从开头到“犹抱琵琶半遮面”,写琵琶女的出场。

首句“浔阳江头夜送客”,只七个字,就把人物(主人和客人)、地点(浔阳江头)、事件(主人送客人)和时间(夜晚)一一作概括的介绍;再用“枫叶荻花秋瑟瑟”一句作环境的烘染,而秋夜送客的萧瑟落寞之感,已曲曲传出。惟其萧瑟落寞,因而反跌出“举酒欲饮无管弦”。“无管弦”三字,既与后面的“终岁不闻丝竹声”相呼应,又为琵琶女的出场和弹奏作铺垫。因“无管弦”而“醉不成欢惨将别”,铺垫已十分有力,再用“别时茫茫江浸月”作进一层的环境烘染,就使得“忽闻水上琵琶声”具有浓烈的空谷足音之感,无怪乎“主人忘归客不发”,要“寻声暗问弹者谁”、“移船相近邀相见”了。

从“夜送客”之时的“秋萧瑟”、“无管弦”、“惨将别”一转而为“忽闻”、“寻声”、“暗问”、“移船”,直到“邀相见”,这对于琵琶女的出场来说,已可以说是“千呼万唤”了。但“邀相见”还不那么容易,又要经历一个“千呼万唤”的过程,她才肯“出来”。这并不是她在拿身份。

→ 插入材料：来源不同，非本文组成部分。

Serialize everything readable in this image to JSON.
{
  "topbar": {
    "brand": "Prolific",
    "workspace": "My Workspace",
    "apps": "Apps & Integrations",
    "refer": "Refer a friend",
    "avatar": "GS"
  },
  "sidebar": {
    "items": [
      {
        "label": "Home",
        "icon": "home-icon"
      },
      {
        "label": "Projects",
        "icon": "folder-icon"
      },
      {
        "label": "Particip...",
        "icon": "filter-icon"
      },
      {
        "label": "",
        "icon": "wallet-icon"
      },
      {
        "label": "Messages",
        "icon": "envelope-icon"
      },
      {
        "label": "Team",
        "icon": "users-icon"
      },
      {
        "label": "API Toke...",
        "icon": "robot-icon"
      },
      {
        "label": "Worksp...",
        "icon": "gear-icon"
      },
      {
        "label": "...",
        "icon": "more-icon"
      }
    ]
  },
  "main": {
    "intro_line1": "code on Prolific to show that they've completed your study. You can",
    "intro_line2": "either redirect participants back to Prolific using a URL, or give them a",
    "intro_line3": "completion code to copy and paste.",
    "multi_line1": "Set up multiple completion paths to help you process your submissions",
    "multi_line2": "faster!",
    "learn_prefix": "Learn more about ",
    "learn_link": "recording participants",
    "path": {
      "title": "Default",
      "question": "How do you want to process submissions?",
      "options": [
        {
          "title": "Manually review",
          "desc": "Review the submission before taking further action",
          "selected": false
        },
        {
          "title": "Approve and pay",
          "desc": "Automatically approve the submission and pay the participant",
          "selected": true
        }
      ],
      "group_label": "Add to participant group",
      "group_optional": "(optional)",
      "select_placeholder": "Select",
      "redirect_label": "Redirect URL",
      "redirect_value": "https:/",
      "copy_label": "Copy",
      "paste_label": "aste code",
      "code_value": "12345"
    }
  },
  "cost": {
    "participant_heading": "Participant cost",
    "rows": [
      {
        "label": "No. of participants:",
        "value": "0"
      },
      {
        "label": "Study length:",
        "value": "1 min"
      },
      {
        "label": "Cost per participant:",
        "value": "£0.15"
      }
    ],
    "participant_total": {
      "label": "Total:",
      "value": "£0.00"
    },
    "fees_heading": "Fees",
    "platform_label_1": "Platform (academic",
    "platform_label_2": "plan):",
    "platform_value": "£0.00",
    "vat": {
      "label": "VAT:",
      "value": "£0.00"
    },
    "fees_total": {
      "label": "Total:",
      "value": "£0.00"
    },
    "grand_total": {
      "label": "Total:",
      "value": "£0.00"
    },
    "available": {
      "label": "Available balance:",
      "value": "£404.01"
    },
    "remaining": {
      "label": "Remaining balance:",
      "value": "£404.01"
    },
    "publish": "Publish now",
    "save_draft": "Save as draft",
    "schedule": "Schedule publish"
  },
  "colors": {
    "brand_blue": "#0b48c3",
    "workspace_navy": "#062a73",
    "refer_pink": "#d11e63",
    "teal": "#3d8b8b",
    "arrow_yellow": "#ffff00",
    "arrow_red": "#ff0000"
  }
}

正象“我”渴望听仙乐一般的琵琶声,是“直欲摅写天涯沦落之恨”一样,她“千呼万唤始出来”,也是由于有一肚子“天涯沦落之恨”,不便明说,也不愿见人。诗人正是抓住这一点,用“琵琶声停欲语迟”、“犹抱琵琶半遮面”的肖像描写来表现她的难言之痛的。

下面的一大段,通过描写琵琶女弹奏的乐曲来揭示她的内心世界。

先用“转轴拨弦三两声”一句写校弦试音,接着就赞叹“未成曲调先有情”,突出了一个“情”字。“弦弦掩抑声声思”以下六句,总写“初为《霓裳》后《六幺》”的弹奏过程,其中既用“低眉信手续续弹”、“轻拢慢撚抹复挑”描写弹奏的神态,更用“似诉平生不得志”、“说尽心中无限事”概括了琵琶女借乐曲所抒发的思想情感。此后十四句,在借助语言的音韵摹写音乐的时候,兼用各种生动的比喻以加强其形象性。“大弦嘈嘈如急雨”,既用“嘈嘈”这个叠字词摹声,又用“如急雨”使它形象化。“小弦切切如私语”亦然。这还不够,“嘈嘈切切错杂弹”,已经再现了“如急雨”、“如私语”两种旋律的'交错出现,再用“大珠小珠落玉盘”一比,视觉形象与听觉形象就同时显露出来,令人眼花缭乱,耳不暇接。旋律继续变化,出现了先“滑”后“涩”的两种意境。“间关”之声,轻快流利,而这种声音又好象“莺语花底”,视觉形象的优美强化了听觉形象的优美。“幽咽”之声,悲抑哽塞,而这种声音又好象“泉流冰下”,视觉形象的冷涩强化了听觉形象的冷涩。由“冷涩”到“凝绝”,是一个“声渐歇”的过程,诗人用“别有幽愁暗恨生,此时无声胜有声”的佳句描绘了余音袅袅、余意无穷的艺术境界,令人拍案叫绝。弹奏至此,满以为已经结束了。谁知那“幽愁暗恨”在“声渐歇”的过程中积聚了无穷的力量,无法压抑,终于如“银瓶乍破”,水浆奔迸,如 “铁骑突出”,刀枪轰鸣,把“凝绝”的暗流突然推向高潮。才到高潮,即收拨一画,戛然而止。一曲虽终,而回肠荡气、惊心动魄的音乐魅力,却并没有消失。诗人又用“东船西舫悄无言,唯见江心秋月白”的环境描写作侧面烘托,给读者留下了涵泳回味的广阔空间。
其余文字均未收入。